4. Output dan permintaan baru mengalami penurunan tajam, dengan permintaan pada Mei 2025 menjadi yang terendah sejak Agustus 2021.

5. Purchasing Managers Index (PMI) masih berada dalam zona kontraksi, mencerminkan pesimisme pelaku usaha. Laporan PMI S&P global menunjukkan bahwa pelaku usaha terpaksa memberikan diskon, sehingga harga jual hanya sedikit meningkat meskipun biaya produksi melonjak.

6. Lesunya permintaan belanja menyebabkan perusahaan menahan pembelian dan mengurangi stok (IEK) pada April 2025 yang tercatat di angka 129,8, lebih rendah dibandingkan bulan sebelumnya yang mencapai 131,7.

Menurut CORE Indonesia, situasi ini membuat ekspektasi masyarakat terhadap kondisi ekonomi enam bulan ke depan mulai menunjukkan tanda-tanda pesimis.

“Meski masih berada di zona optimistis, penurunan sejumlah indikator ekonomi menjadi sinyal bahwa kepercayaan masyarakat dan pelaku usaha terhadap arah ekonomi mulai goyah,” demikian laporan CORE Indonesia, dikutip Selasa (17/6/2025).

Yang mengkhawatirkan, harapan terhadap ketersediaan lapangan kerja dan kegiatan usaha ke depan ikut menurun.
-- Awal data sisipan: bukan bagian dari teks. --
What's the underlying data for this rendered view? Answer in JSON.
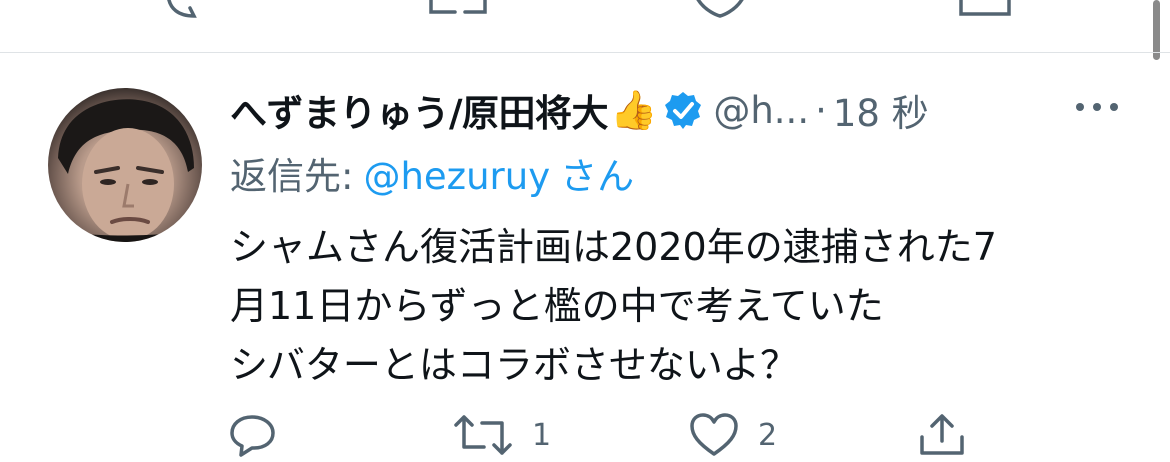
{
  "tweet": {
    "display_name": "へずまりゅう/原田将大",
    "name_emoji": "👍",
    "handle": "@h...",
    "separator": "·",
    "time": "18 秒",
    "reply_label": "返信先:",
    "reply_mention": "@hezuruy",
    "reply_suffix": "さん",
    "text_lines": [
      "シャムさん復活計画は2020年の逮捕された7",
      "月11日からずっと檻の中で考えていた",
      "シバターとはコラボさせないよ？"
    ],
    "actions": {
      "reply_count": "",
      "retweet_count": "1",
      "like_count": "2"
    }
  },
  "colors": {
    "verified": "#1d9bf0",
    "link": "#1d9bf0",
    "secondary_text": "#536471",
    "divider": "#dfe3e6"
  },
  "icons": {
    "reply": "speech-bubble-icon",
    "retweet": "retweet-arrows-icon",
    "like": "heart-icon",
    "share": "share-upload-icon",
    "more": "ellipsis-icon",
    "verified": "verified-badge-icon"
  }
}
Indeks Ekspektasi Ketersediaan Lapangan Kerja (IEKLK) melemah ke 123,5 dari sebelumnya 125,9. Sementara Indeks Ekspektasi Kegiatan Usaha (IEKU) turun ke 128,5 dari 132,2.

Stimulus

Pemerintah merespons dengan kebijakan memberikan stimulus untuk menggerakkan perekonomian, terutama konsumsi masyarakat.

Dalam rangka menyambut musim libur sekolah dan tahun ajaran baru, pemerintah meluncurkan beberapa stimulus, antara lain:

– Diskon transportasi: Kereta 30%, Pesawat PPN DTP 6%, Laut 50%.
– Diskon tarif tol 20% untuk ±110 juta pengguna selama liburan sekolah.
– Bantuan sosial dan pangan: Kartu Sembako Rp200.000 per bulan (Juni–Juli 2025), dan beras 10 kg untuk 18,3 juta KPM.
– Bantuan Subsidi Upah (BSU): Rp150.000 per bulan (Juni–Juli 2025) untuk 17 juta pekerja dan 3,4 juta guru honorer.
– Diskon iuran Jaminan Kecelakaan Kerja (JKK) 50% bagi sektor padat karya (Agustus 2025–Januari 2026).

CORE Indonesia menilai bahwa meskipun stimulus jangka pendek diperlukan untuk menghidupkan kembali aktivitas ekonomi, keberhasilannya sangat bergantung pada desain kebijakan yang tepat dan efektif untuk mendongkrak pertumbuhan yang tertekan.

Dengan kondisi ekonomi yang lesu, tak mengejutkan jika Bank Dunia memproyeksikan pertumbuhan ekonomi Indonesia pada 2025 hanya 4,7%.

Prediksi ini sejalan dengan perkiraan CORE Indonesia pada April lalu, yang memperkirakan pertumbuhan di kisaran 4,6%–4,8%.

“Tentu saja, angka ini masih bisa berubah, tergantung bagaimana kebijakan pemerintah mampu mendorong pemulihan di sisa tahun,” bunyi laporan CORE Insight.